Secondo le indiscrezioni che stanno circolando in queste ore (che possiamo ritenere tranquillamente credibili anche se non sono ancora state pubblicate le tracce ufficiali da parte del Ministero), infatti, il quesito numero sette parte dalla citazione di Cicerone: “Siccome mi sembrava che per puro caso alcuni fatti fossero avvenuti così com’erano stati predetti dagl’indovini, tu hai parlato a lungo del caso, e hai detto, per esempio, che si può ottenere il ‘colpo di Venere’ lanciando a caso quattro dadi“.
La citazione è tratta dall’opera “De Divinatione” e, in particolare, dal secondo libro dei tre pubblicati dall’autore e proprio partendo da questo suo immaginario dialogo con il fratello Quinto i maturandi dovranno riflettere sulla possibilità di lanciare quattro dadi a quattro facce ottenendo quattro risultati differenti: proprio questo è il “Colpo di Venere” richiamato nella citazione, mentre l’effettivo scopo della prova è quello di determinare – da un lato – “la probabilità di ottenere il colpo di Venere” e – dall’altro alto – di “ottenere quattro numeri tutti uguali”.

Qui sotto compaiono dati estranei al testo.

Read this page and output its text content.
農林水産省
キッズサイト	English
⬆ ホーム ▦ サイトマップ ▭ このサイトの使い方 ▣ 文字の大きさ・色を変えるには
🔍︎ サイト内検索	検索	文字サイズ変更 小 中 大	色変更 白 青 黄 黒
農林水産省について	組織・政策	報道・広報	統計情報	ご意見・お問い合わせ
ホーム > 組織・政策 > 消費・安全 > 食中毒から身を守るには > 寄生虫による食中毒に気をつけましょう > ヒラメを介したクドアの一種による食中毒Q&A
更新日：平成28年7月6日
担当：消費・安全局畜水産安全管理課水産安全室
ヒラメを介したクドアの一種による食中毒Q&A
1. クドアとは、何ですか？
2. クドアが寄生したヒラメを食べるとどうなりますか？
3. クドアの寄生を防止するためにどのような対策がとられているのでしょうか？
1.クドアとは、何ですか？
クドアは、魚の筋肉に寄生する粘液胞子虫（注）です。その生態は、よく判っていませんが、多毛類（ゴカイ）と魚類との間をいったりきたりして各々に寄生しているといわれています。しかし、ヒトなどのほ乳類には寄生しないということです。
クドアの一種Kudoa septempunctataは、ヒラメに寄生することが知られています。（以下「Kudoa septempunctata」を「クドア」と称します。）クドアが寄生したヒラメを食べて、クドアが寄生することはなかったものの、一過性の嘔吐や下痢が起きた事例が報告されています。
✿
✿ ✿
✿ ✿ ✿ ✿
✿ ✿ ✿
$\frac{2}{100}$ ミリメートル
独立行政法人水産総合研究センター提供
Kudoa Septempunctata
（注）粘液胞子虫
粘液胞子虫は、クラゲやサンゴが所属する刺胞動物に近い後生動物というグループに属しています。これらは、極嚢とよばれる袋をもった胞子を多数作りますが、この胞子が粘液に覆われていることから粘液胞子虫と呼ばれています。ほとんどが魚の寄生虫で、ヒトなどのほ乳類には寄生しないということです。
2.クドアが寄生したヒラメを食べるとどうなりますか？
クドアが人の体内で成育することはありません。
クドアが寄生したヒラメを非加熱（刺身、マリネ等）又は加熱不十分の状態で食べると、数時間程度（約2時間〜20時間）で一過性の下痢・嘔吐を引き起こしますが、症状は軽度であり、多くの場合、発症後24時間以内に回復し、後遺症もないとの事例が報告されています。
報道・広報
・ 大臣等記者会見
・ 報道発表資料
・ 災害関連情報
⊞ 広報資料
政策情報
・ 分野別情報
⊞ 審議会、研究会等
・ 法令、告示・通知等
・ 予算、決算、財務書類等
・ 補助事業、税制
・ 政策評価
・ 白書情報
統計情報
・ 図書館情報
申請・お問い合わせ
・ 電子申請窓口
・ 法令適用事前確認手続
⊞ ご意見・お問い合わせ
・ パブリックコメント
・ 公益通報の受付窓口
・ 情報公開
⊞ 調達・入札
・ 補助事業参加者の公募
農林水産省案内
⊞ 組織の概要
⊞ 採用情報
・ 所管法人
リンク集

COS’È E DI COSA PARLA IL “DE DIVINATIONE” DI CICERONE: IL TRATTATO TEOLOGICO DI CRITICA ALLA DIVINAZIONE
Insomma, a ben guardare il “De Divinatione” del famosissimo autore è solamente una sorta di espediente utile ad introdurre un problema statistico, da sempre tra i grandissimi protagonisti della Seconda prova del Liceo Scientifico, interamente basata sulla matematica; mentre al di là di questo, interessante – almeno, per noi che attendiamo la fine dell’Esame di Stato dall’esterno – potrebbe essere soffermarci proprio sull’opera originale.
I tre libri del “De Divinatione” sono interamente strutturati come un dialogo tra l’autore e il fratello Quinto con il primo in particolare che risulta essere – di fatto – un soliloqui di quest’ultimo: l’intera trattazione è strutturata come la più ampia e approfondita trattazione in tema teologico realizzata da Cicerone, basata interamente sul tema (richiamato ovviamente nel titolo) della divinazione e della propensione degli individui a pensare di poter prevedere il futuro grazie all’aiuto delle divinità.
L’intento dell’autore – a ben guardare – non è tanto quello di trattare il tela della divinazione, quanto di (citando il filosofo Sebastiano Timpanaro che realizzò l’introduzione dell’opera nella pubblicazione Garzanti dal 1988) “smaschera l’ipocrisia degli indovini” che preferiscono “tentare l’ignoto e postulare la presenza del divino” piuttosto che “ammettere la propria ignoranza”, ignorando completamente il fatto che – secondo Cicerone – proprio il divino e il suo mistero finiscono per inquinare “con dubbie pratiche la schiettezza della religione”.
Un’opera, insomma, piuttosto complessa ed articolata, ma che fortunatamente – a differenza del “Laelius de amicitia” richiamato nella Seconda prova del Classico con la consueta difficilissima versione – non andrà necessariamente compresa e trattata per poter concludere con successo il Problema di matematica dello Scientifico; sempre fermo restando che in fin dei conti si tratta solo di una delle otto domande che potrà essere facilmente e tranquillamente ignorata a favore di altre quattro.